Stage 2 — Analyze (lib/diagnose/analyzer.sh)
The diagnoser matches observations against a library of problem fingerprints. Examples that ship today:
- Port already in use — another process binds the service's port
- Dependency not ready — a declared dependency hasn't passed its health check
- Docker daemon not running
- Stale process holding files — leftover from a previous run
- Disk space exhausted
- SSH unreachable — the worker host stopped answering
- Permission denied on bind-mount or socket
When a fingerprint matches, the diagnoser produces a structured problem record with confidence and the observation evidence that triggered it.
Stage 3 — Solve (lib/solve/solver.sh and lib/solve/patterns/)
For each known problem fingerprint there is a corresponding solution pattern. The solver runs the matching pattern script.

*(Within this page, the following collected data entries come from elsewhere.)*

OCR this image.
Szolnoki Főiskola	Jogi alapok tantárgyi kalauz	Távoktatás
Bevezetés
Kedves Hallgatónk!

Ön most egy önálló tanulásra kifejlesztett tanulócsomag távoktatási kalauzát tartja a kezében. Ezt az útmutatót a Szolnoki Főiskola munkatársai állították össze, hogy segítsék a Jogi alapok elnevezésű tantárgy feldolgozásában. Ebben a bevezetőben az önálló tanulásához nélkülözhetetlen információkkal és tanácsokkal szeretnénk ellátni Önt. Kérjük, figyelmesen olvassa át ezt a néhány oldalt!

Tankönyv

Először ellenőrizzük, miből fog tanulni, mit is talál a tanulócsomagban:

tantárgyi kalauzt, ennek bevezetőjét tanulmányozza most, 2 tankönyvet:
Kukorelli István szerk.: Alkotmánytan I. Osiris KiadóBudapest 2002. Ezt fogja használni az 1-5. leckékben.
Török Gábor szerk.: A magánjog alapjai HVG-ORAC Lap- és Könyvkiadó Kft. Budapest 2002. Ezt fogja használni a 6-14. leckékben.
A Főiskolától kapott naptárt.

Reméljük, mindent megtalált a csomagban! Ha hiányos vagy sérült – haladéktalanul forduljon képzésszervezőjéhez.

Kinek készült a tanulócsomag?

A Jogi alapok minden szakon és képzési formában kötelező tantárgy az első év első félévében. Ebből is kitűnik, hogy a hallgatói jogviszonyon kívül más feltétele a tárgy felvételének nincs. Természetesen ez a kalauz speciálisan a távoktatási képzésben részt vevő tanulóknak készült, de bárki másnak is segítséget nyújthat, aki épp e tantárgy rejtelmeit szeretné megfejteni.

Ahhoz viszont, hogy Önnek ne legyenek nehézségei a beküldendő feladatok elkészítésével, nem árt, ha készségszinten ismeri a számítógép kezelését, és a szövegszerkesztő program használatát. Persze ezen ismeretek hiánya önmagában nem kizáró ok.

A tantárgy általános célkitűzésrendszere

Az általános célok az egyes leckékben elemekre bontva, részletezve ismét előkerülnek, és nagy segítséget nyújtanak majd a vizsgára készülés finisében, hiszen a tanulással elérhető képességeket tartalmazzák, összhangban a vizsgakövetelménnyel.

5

Examples:
- Port conflict → identify the holder, prompt for kill, retry bind
- Stale process → terminate, clean PID file, retry start
- Disk space → run cleanup pattern (prune images, rotate logs), then retry
- Docker daemon → start it, wait for socket, retry
- Dependency not ready → wait with bounded backoff, retry health check
Solutions are intentionally conservative — they retry the deploy instead of forcing fixes that could mask real bugs.
Stage 4 — Learn (lib/standardize/learning.sh)
Every successful resolution is recorded as a playbook in ~/.portoser/knowledge/playbooks/, and a frequency map at ~/.portoser/knowledge/problem_frequency.txt is updated.
Two outcomes:
- Per-cluster memory — the next time the same fingerprint appears, the solver tries the recorded playbook first.
- Visible patterns — recurring problems surface as high-frequency entries, often pointing at a config bug worth fixing instead of patching repeatedly.
The Knowledge Base UI (web/frontend/src/pages/KnowledgeBase.jsx) reads from this directory.
How it runs
The loop is invoked by lib/intelligent_deploy.sh and is the default path for portoser deploy. To deploy without the auto-fix step (e.g. when you want to see the raw failure), use:
portoser deploy <machine> <service> --no-auto-heal
For investigating without deploying, the analyzer is exposed directly:
portoser diagnose <service>
To see what the loop has learned so far:
portoser learn summary # one-screen overview
portoser learn stats --json-output # full stats
portoser learn playbooks # every recorded playbook
portoser learn insights <service> # what's failed, what got auto-fixed
What it isn't
- Not an autonomous agent. The loop runs only as part of a deploy or when you invoke a phase. It does not poll your cluster looking for trouble in the background.
- Not magic. It can only solve problems whose fingerprint is in the catalog. New shapes of failure are recorded as observations and surface as unmatched problems for you to triage.
- Not a replacement for monitoring. It runs at deploy-time. Continuous health is handled by the health monitoring subsystem.
Adding your own pattern
Patterns are shell scripts that follow a small contract. Drop a new file in lib/solve/patterns/ named after the fingerprint, expose a solve() function, and the solver will pick it up. See lib/solve/patterns/port_conflict.sh for the canonical example.